Up to half of cancer patients of reproductive age do not receive adequate information about the impact of treatment on their fertility, decreasing their options for family planning and support, a new study suggests.
"When we look at studies of regret after cancer treatment one area that is always mentioned is reproductive regrets. Women come back and say they never got the chance to discuss their fertility and now it is gone," Dr. Donald Dizon, clinical co-director of gynecologic oncology at the Massachusetts General Hospital Cancer Center, told Reuters Health.
"My hope is that this study reinforces the importance of bringing up fertility to all patients of reproductive age regardless of prognosis," said Dizon, who wasn't involved in the research.
For the new analysis, Dr.
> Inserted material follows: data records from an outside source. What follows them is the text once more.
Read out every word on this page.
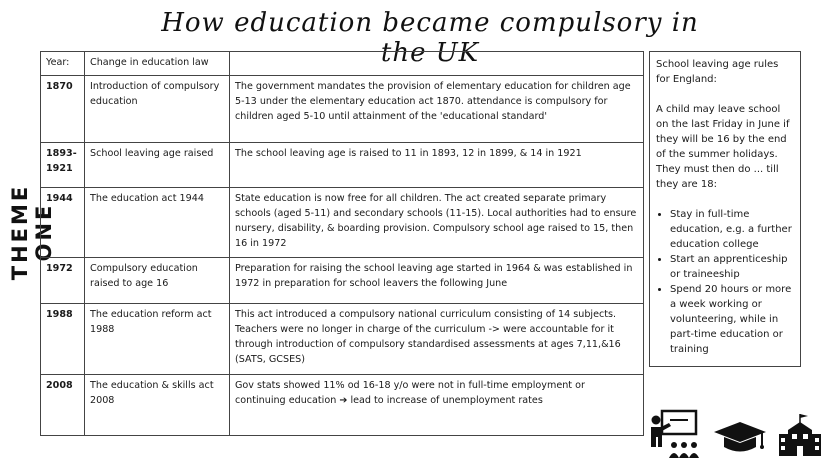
How education became compulsory in the UK
THEME ONE
Year:	Change in education law	
1870	Introduction of compulsory education	The government mandates the provision of elementary education for children age 5-13 under the elementary education act 1870. attendance is compulsory for children aged 5-10 until attainment of the 'educational standard'
1893-1921	School leaving age raised	The school leaving age is raised to 11 in 1893, 12 in 1899, & 14 in 1921
1944	The education act 1944	State education is now free for all children. The act created separate primary schools (aged 5-11) and secondary schools (11-15). Local authorities had to ensure nursery, disability, & boarding provision. Compulsory school age raised to 15, then 16 in 1972
1972	Compulsory education raised to age 16	Preparation for raising the school leaving age started in 1964 & was established in 1972 in preparation for school leavers the following June
1988	The education reform act 1988	This act introduced a compulsory national curriculum consisting of 14 subjects. Teachers were no longer in charge of the curriculum -> were accountable for it through introduction of compulsory standardised assessments at ages 7,11,&16 (SATS, GCSES)
2008	The education & skills act 2008	Gov stats showed 11% od 16-18 y/o were not in full-time employment or continuing education ➔ lead to increase of unemployment rates

School leaving age rules for England:

A child may leave school on the last Friday in June if they will be 16 by the end of the summer holidays. They must then do ... till they are 18:

• Stay in full-time education, e.g. a further education college
• Start an apprenticeship or traineeship
• Spend 20 hours or more a week working or volunteering, while in part-time education or training
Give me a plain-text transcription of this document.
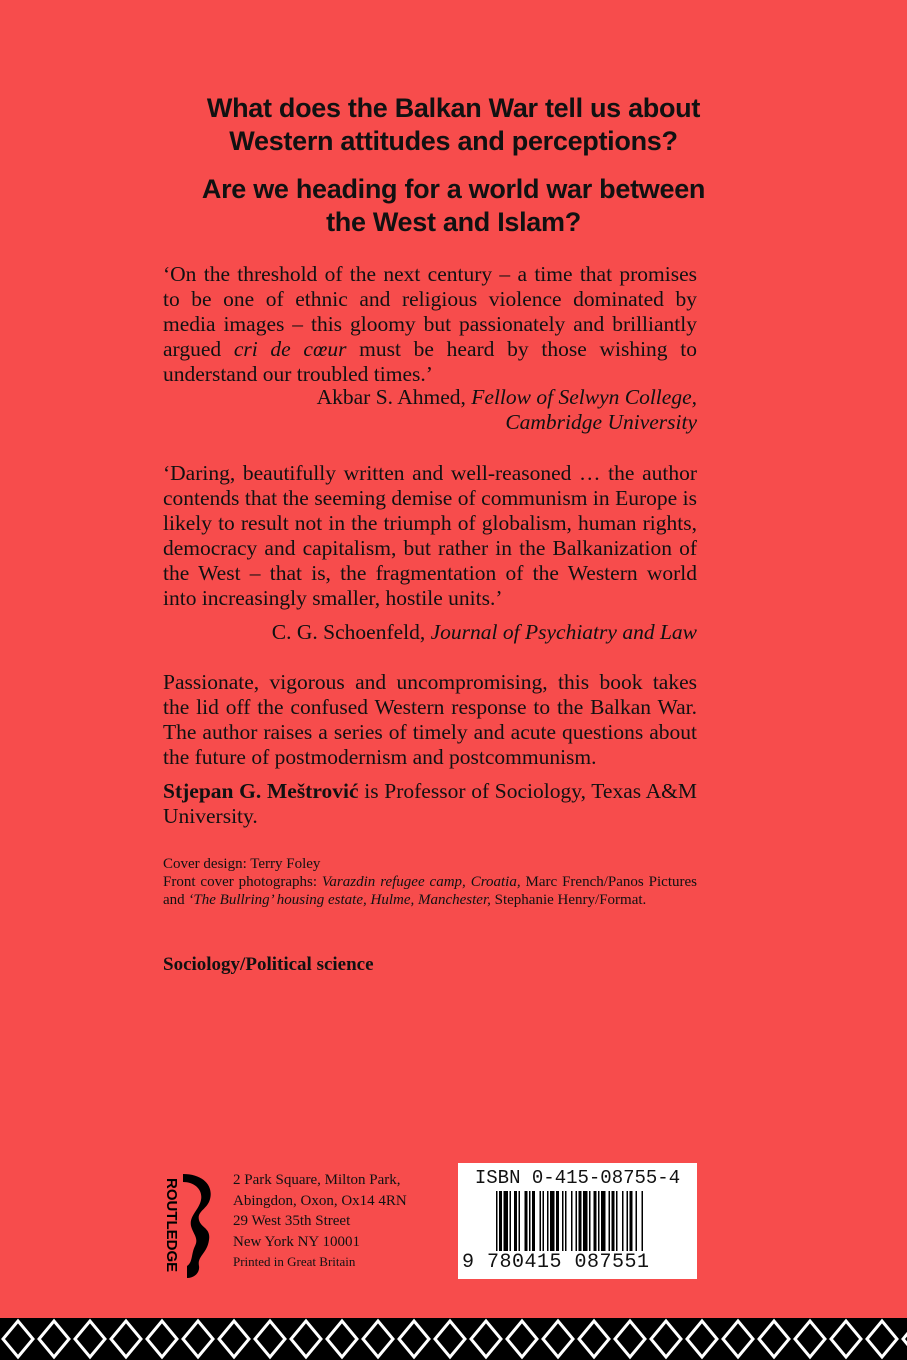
What does the Balkan War tell us about
Western attitudes and perceptions?
Are we heading for a world war between
the West and Islam?
‘On the threshold of the next century – a time that promises to be one of ethnic and religious violence dominated by media images – this gloomy but passionately and brilliantly argued cri de cœur must be heard by those wishing to understand our troubled times.’
Akbar S. Ahmed, Fellow of Selwyn College,
Cambridge University
‘Daring, beautifully written and well-reasoned … the author contends that the seeming demise of communism in Europe is likely to result not in the triumph of globalism, human rights, democracy and capitalism, but rather in the Balkanization of the West – that is, the fragmentation of the Western world into increasingly smaller, hostile units.’
C. G. Schoenfeld, Journal of Psychiatry and Law
Passionate, vigorous and uncompromising, this book takes the lid off the confused Western response to the Balkan War. The author raises a series of timely and acute questions about the future of postmodernism and postcommunism.
Stjepan G. Meštrović is Professor of Sociology, Texas A&M University.
Cover design: Terry Foley
Front cover photographs: Varazdin refugee camp, Croatia, Marc French/Panos Pictures and ‘The Bullring’ housing estate, Hulme, Manchester, Stephanie Henry/Format.
Sociology/Political science
ROUTLEDGE	2 Park Square, Milton Park,
Abingdon, Oxon, Ox14 4RN
29 West 35th Street
New York NY 10001
Printed in Great Britain
ISBN 0-415-08755-4
9 780415 087551
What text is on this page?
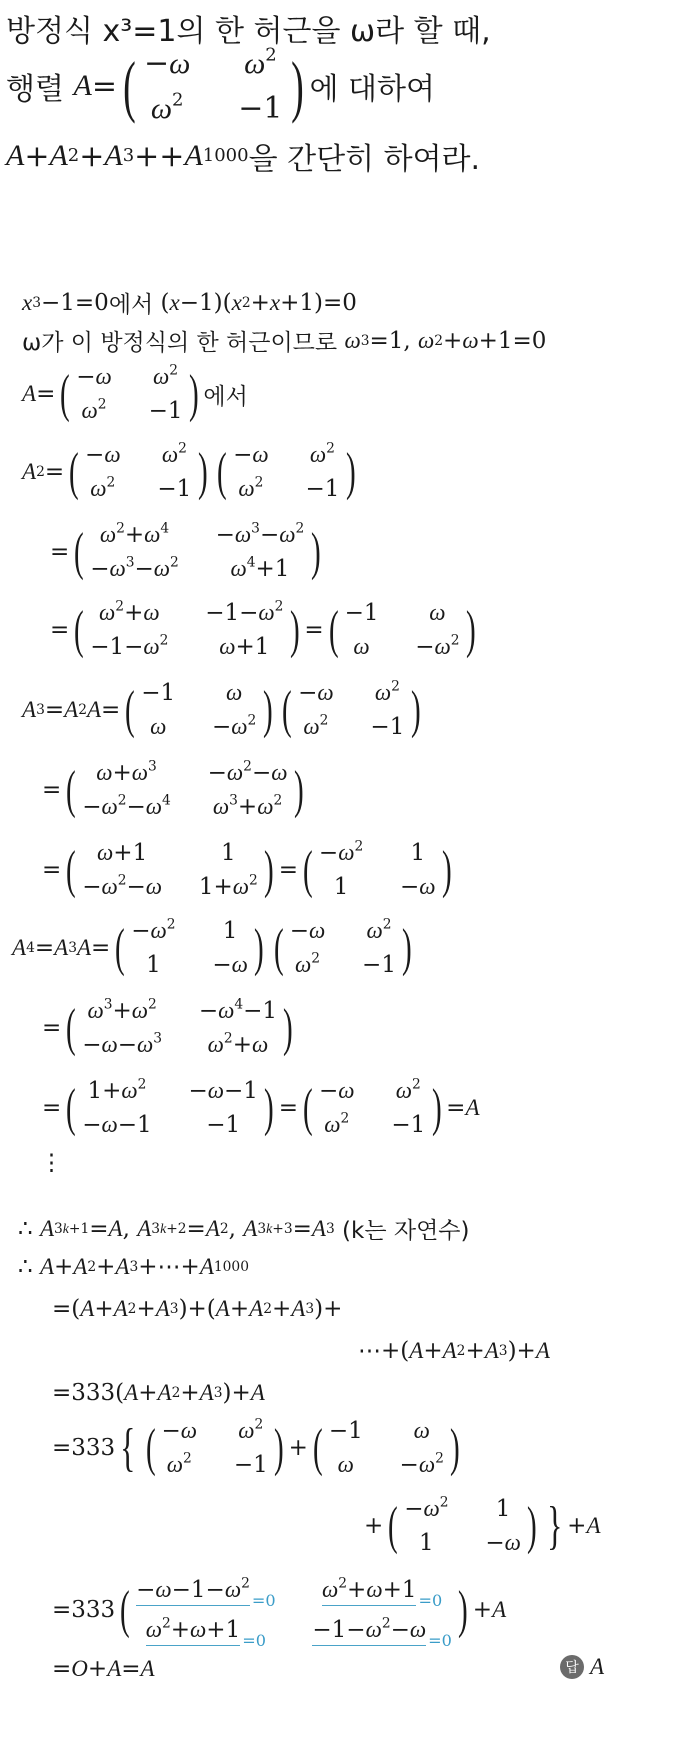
방정식 x³=1의 한 허근을 ω라 할 때,
행렬
A = ( −ω $\omega^2$
$\omega^2 -1$ ) 에 대하여
A + A 2 + A 3 ++ A 1000 을 간단히 하여라.
x 3 −1=0 에서 ( x −1)( x 2 + x +1)=0
ω가 이 방정식의 한 허근이므로
ω 3 =1, ω 2 + ω +1=0
A = ( −ω $\omega^2$
$\omega^2 -1$ ) 에서
A 2 = ( −ω $\omega^2$
$\omega^2 -1$ ) ( −ω $\omega^2$
$\omega^2 -1$ )
= ( $\omega^2+\omega^4 -\omega^3-\omega^2$
$-\omega^3-\omega^2$ $\omega^4+1$ )
= ( $\omega^2+\omega -1-\omega^2$
$-1-\omega^2$ ω+1 ) = ( −1 ω
$\omega -\omega^2$ )
A 3 = A 2 A = ( −1 ω
$\omega -\omega^2$ ) ( −ω $\omega^2$
$\omega^2 -1$ )
= ( $\omega+\omega^3 -\omega^2-\omega$
$-\omega^2-\omega^4$ $\omega^3+\omega^2$ )
= ( ω+1	1
$-\omega^2-\omega$ $1+\omega^2$ ) = ( $-\omega^2$ 1
1 −ω )
A 4 = A 3 A = ( $-\omega^2$ 1
1 −ω ) ( −ω $\omega^2$
$\omega^2 -1$ )
= ( $\omega^3+\omega^2 -\omega^4-1$
$-\omega-\omega^3$ $\omega^2+\omega$ )
= ( $1+\omega^2 -\omega-1$
−ω−1 −1 ) = ( −ω $\omega^2$
$\omega^2 -1$ ) = A
⋮
∴
A 3k+1 = A , A 3k+2 = A 2 , A 3k+3 = A 3
(k는 자연수)
∴
A + A 2 + A 3 +⋯+ A 1000
=( A + A 2 + A 3 )+( A + A 2 + A 3 )+
⋯+( A + A 2 + A 3 )+ A
=333( A + A 2 + A 3 )+ A
=333 { ( −ω $\omega^2$
$\omega^2 -1$ ) + ( −1 ω
$\omega -\omega^2$ )
+ ( $-\omega^2$ 1
1 −ω ) } + A
=333 ( $-\omega-1-\omega^2_{=0}$ $\omega^2+\omega+1$ $_{=0}$
$\omega^2+\omega+1$ $_{=0} -1-\omega^2-\omega$ $_{=0}$
) + A
= O + A = A	답 A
Shanna Logan at Kids Cancer Center, Sydney Children's Hospital in Australia and colleagues examined data from 23 previous studies conducted in seven countries from 2007 to 2016.
Across the studies, the likelihood that health care providers and patients discussed fertility issues depended on the provider's specialty, the patient's gender and age, and the provider's attitude and knowledge of fertility preservation techniques.
In one study included in the review, 93 percent of clinicians said they routinely discuss fertility issues with their patients, but medical records showed that only 74 percent actually did so.
In another study, clinical nurse specialists discussed with patients the possibility that treatment could adversely affect fertility 68 percent of the time, while only 40 percent of surgeons reported being involved in such discussions.
Fewer than half of clinicians said they referred patients to a reproductive specialist when patients had fertility concerns. One study found that only 61 percent of clinicians were aware of an established referral pathway to a fertility clinic.
Cancer and cancer treatment either temporarily or permanently affects the fertility potential of 50 to 75 percent of cancer survivors. The American Society of Clinical Oncology (ASCO) recommends that healthcare providers discuss as early as possible the risk of infertility and fertility preservation options with all post-pubescent patients who will undergo cancer treatment.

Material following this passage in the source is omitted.